Charles Bobo, a homeless man who received a meal Wednesday, was thankful for the meal. Typical services provided by the homeless center have been impacted by COVID-19, he said.

“The virus closed things down (at St. Vincent de Paul) so there haven’t been any showers available in the morning or clothes to choose from,” Bobo said. “We used to get coffee and doughnuts in the morning.”

Bobo is an Arkansas native who moved to California to go to college in Visalia, he said. During Friday's meal, he said he was a fan of the pulled pork in particular.

Leary emphasized the center's services are strictly reserved for street homeless, or someone who lives on the streets and has no other temporary shelter. Leary said the center often has to turn people away who arrive in cars looking for a meal.

“We know people who live out of their cars, but unless we know the person, we’re not going to serve them if they arrive in a car that might be nicer than mine,” she said.

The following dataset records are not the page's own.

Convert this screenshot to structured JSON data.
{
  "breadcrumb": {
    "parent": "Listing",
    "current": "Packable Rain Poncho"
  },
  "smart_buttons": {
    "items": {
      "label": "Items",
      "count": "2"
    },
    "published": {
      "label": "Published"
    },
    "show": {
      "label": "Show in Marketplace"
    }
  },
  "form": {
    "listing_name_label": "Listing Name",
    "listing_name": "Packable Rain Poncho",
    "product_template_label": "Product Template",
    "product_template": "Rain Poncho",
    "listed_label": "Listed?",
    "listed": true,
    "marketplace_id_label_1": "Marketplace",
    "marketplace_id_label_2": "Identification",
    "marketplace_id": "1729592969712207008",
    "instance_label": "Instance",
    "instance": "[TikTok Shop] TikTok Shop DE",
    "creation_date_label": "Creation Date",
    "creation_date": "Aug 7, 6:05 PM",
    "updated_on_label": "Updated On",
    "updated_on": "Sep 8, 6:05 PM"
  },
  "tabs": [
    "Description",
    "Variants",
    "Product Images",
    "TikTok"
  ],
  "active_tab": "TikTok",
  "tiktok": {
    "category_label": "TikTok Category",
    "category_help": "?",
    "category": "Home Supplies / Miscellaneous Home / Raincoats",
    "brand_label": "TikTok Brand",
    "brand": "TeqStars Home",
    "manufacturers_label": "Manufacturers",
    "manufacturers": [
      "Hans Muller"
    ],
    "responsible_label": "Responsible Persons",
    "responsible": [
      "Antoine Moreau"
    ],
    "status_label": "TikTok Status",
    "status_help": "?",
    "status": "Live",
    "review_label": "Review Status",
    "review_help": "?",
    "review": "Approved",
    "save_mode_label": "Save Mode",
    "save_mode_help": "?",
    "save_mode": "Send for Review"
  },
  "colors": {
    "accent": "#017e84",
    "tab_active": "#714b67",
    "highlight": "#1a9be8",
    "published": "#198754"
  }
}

Due to the coronavirus pandemic, St. Vincent de Paul has had to turn away volunteers who typically prepare meals for their clients. The center's six staff members are currently putting together 300 to 400 daily meals in assembly-line fashion, Leary said.

St. Vincent de Paul also had to close its thrift store, a primary source of revenue, indefinitely. The center doesn't receive federal or state funding and must rely solely on donations of goods or money.

With that, Leary said there's been an “amazing response” from the community over the past few weeks with donations coming in such as sandwiches, paper bags, tinfoil and tortillas.

“Bakersfield is just wonderful,” Leary said. “The response for anything we have needed is unbelievable.”

Leary said St. Vincent de Paul Bakersfield is still accepting donations, which can also be made online at

“All money raised stays right here. It feeds the people and pays our staff,” Leary said.